Brinks, the smiley rescue dog
The attitudes people have towards pit bulls run the gamut. Stories in the media lately have been generating real animosity towards the breed. But we’d like to introduce you to Brinks, the smiley pit pull. He might change some minds…
The story of Brinks, the smiley pit bull
The stray pit bull was wandering around Brooklyn when he ran into a human and his dog. The man was Jon and his dog was Demo; the three instantly connected. Jon decided have Brinks stay with him as he tried to find his owner.
Months passed and Brinks’s owner did not appear. Therefore, Jon decided that he should keep his new friend. At the time, the dog was only 11 months old. But as you can see, he’s still smiling 12 years later.
Everyone who knows Brinks, the always-smiling dog, says that anyone who thinks that pit bulls are scary should meet Brinks. The really surprising thing is that Brinks smiles a lot in situations that humans would smile in. He’s smiling on purpose!
Jon says Brinks smiles if you give him treats, when he wakes up in the morning, and even when he’s sleeping. You’ll see him smiling anytime he’s happy, whether it’s in the car or sunbathing.
Is it normal for dogs to smile?
It has been shown that dogs do have the ability to emit special sounds and curve their mouths when they are happy, actions that scientists associate with human laughter. Experts confirm that the laughter you may have heard coming from your pup while playing may indeed be happiness.
Almost human emotions and expressions
We’re not so different. There are many emotions that we’ve always believed are unique to humans, but are actually seen in animals too. Love is one, and understanding of other creatures’ feelings is another.
This smiling expression in dogs is very similar to what we see on the face of a happy person. The angle of the mouth becomes more pronounced and stretches almost from ear to ear.
Do dogs laugh with sound?
The question of whether a dog who is smiling is also making noise has captured the attention of multiple researchers. Among them is dog behavior expert Patricia Simonet, from Sierra Nevada College.

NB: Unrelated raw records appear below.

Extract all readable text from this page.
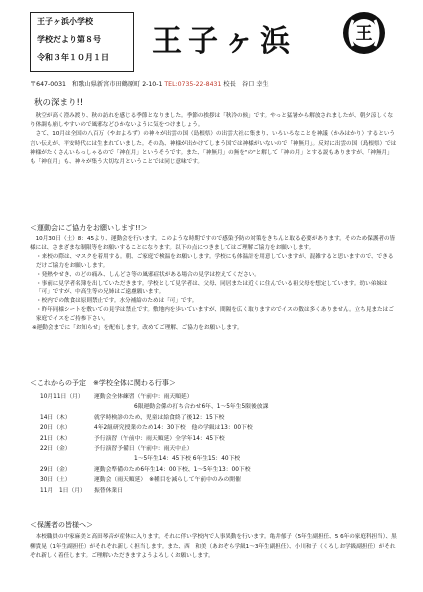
王子ヶ浜小学校
学校だより第８号
令和３年１０月１日 王子ヶ浜	王
〒647-0031　和歌山県新宮市田鶴原町 2-10-1 TEL:0735-22-8431 校長　谷口 幸生
秋の深まり!!
　秋空が高く澄み渡り、秋の訪れを感じる季節となりました。季節の挨拶は「秋冷の候」です。やっと猛暑から解放されましたが、朝夕涼しくなり体調も崩しやすいので風邪などひかないように気をつけましょう。
　さて、10月は全国の八百万（やおよろず）の神々が出雲の国（島根県）の出雲大社に集まり、いろいろなことを神議（かみはかり）するという言い伝えが、平安時代には生まれていました。その為、神様が出かけてしまう国では神様がいないので「神無月」。反対に出雲の国（島根県）では神様がたくさんいらっしゃるので「神在月」というそうです。また、「神無月」の無を"の"と解して「神の月」とする説もありますが、「神無月」も「神在月」も、神々が集う大切な月ということでは同じ意味です。
＜運動会にご協力をお願いします!!＞
　10月30日（土）8：45より、運動会を行います。このような時期ですので感染予防の対策をきちんと取る必要があります。そのため保護者の皆様には、さまざまな制限等をお願いすることになります。以下の点につきましてはご理解ご協力をお願いします。
・来校の際は、マスクを着用する。朝、ご家庭で検温をお願いします。学校にも体温計を用意していますが、混雑すると思いますので、できるだけご協力をお願いします。
・発熱やせき、のどの痛み、しんどさ等の風邪症状がある場合の見学は控えてください。
・事前に見学者名簿を出していただきます。学校として見学者は、父母、同居または近くに住んでいる祖父母を想定しています。幼い弟妹は「可」ですが、中高生等の兄姉はご遠慮願います。
・校内での飲食は原則禁止です。水分補給のためは「可」です。
・昨年同様シートを敷いての見学は禁止です。敷地内を歩いていますが、間隔を広く取りますのでイスの数は多くありません。立ち見またはご家庭でイスをご持参下さい。
※運動会までに「お知らせ」を配布します。改めてご理解、ご協力をお願いします。
＜これからの予定　※学校全体に関わる行事＞
10月11日（月） 運動会全体練習（午前中：雨天順延）
6限運動会係の打ち合わせ6年、1～5年生5限後放課
14日（木）	就学時検診のため、児童は給食終了後12：15下校
20日（水）	4年2組研究授業のため14：30下校　他の学級は13：00下校
21日（木）	予行演習（午前中：雨天順延）全学年14：45下校
22日（金）	予行演習予備日（午前中：雨天中止）
1～5年生14：45下校 6年生15：40下校
29日（金）	運動会準備のため6年生14：00下校、1～5年生13：00下校
30日（土）	運動会（雨天順延）　※種目を減らして午前中のみの開催
11月　1日（月） 振替休業日
＜保護者の皆様へ＞
　本校職員の中家麻美と高田琴音が産休に入ります。それに伴い学校内で人事異動を行います。亀井郁子（5年生副担任、5 6年の家庭科担当）、黒柳貴晃（1年生副担任）がそれぞれ新しく担当します。また、西　和美（あおぞら学級1～3年生副担任）、小川和子（くろしお学級副担任）がそれぞれ新しく着任します。ご理解いただきますようよろしくお願いします。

The ethologist went to parks where dogs congregated “armed” with powerful microphones. The purpose of the experiment was to record the dogs’ laughter while they were playing and having fun with other dogs.

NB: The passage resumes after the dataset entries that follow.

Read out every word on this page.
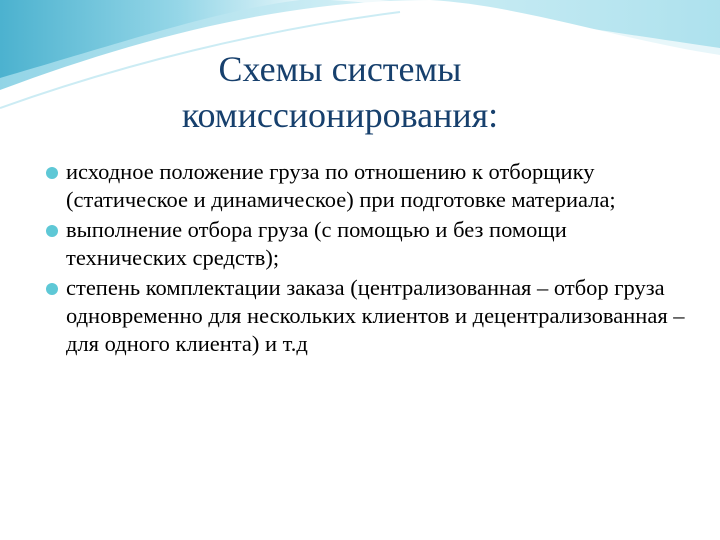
Схемы системы
комиссионирования:
исходное положение груза по отношению к отборщику (статическое и динамическое) при подготовке материала;
выполнение отбора груза (с помощью и без помощи технических средств);
степень комплектации заказа (централизованная – отбор груза одновременно для нескольких клиентов и децентрализованная – для одного клиента) и т.д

Her studies have led to important conclusions. How dogs pant when they play does not always sound the same. When they’re enjoying themselves, they produce a different, more choppy sound.
This sound is actually contagious for other dogs. It communicates joy and a desire for fun. What does it sound like? It’s like a choked gasp, a kind of “hhuh, hhuh” sound.
These recordings of dogs’ laughter were used in another experiment. A group of 15 puppies listened to them. The researchers were greatly surprised when they saw their reaction. The little ones burst out with joy just from listening to the recorded sounds of other dogs laughing.
The positive effect of laughter from other dogs is now being used in shelters and adoption centers. The happy sounds of other dogs help abandoned dogs feel better and less stressed as they wait for a home.
What does the smile mean?
The “smiling” expression does not necessarily indicate happiness. When the animal’s mouth is opened just a little, with a slight smile-like appearance, he may actually be anxious or nervous about something.
The distress signals that accompany a stiff smile may include heavy panting with their tongue out, whining, and the chattering of teeth. It is up to future studies to determine when the canine smile means happiness.